There are two kinds of telescope – refracting and reflecting. In the refracting telescope or refractor, a convex lens called an object glass or objective, forms and image of a distant object – an image magnified by an eyepiece. In the reflecting telescope or reflector, the image is formed by a concave mirror and is then deflected by a secondary mirror to an eyepiece or ocular, where the image is magnified.

Brief Summary of the Newtonian Reflector

Brief Summary of the Newtonian Reflector

There are several kinds of reflecting telescopes. We shall deal in this article with the Newtonian reflector, developed by the seventeenth-century English physicist and mathematician Sir Isaac Newton. This type is particularly suitable for novices who wish to build their own instruments. It is comparatively easy to make and does not involve excessive expense. Besides, it answers well the basic purpose of the telescope – that is, to gather and concentrate at the eye more light than enters the pupil ordinarily, thus making faint objects visible.

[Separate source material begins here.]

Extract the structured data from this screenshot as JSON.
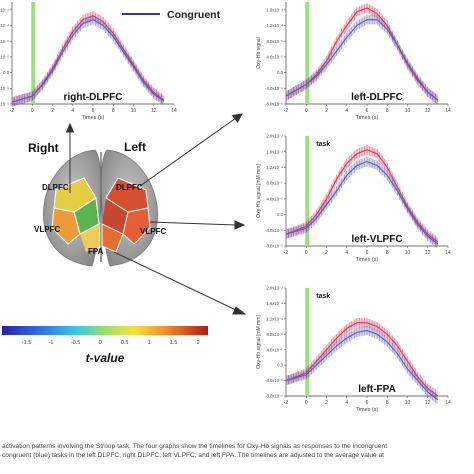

Light from the stars or reflected light from various other heavenly bodies passes down a tube to the concave or primary, mirror set at the end of it. The size of the reflector is indicated by the mirror diameter. Thus the mirror of a 100-inch scope is 100 inches in diameter.

The primary mirror reflects the rays of light in a converging cone toward the other end of the tube. If these rays were not intercepted, they would come to a focus at what is called the primary focal plane. The rays would be inaccessible to an observer looking into the tube because his head would block them out. Instead, they are intercepted by the diagonal, a small, flat mirror set at an angle of 45 ° to the optical axis of the primary mirror. This diagonal deflects the rays from the primary mirror, diverting them through the side of the tube to the so-called Newtonian focal plane. Here the starfield image is picked by an eyepiece consisting of a combination of lenses and is rendered visible in magnified form.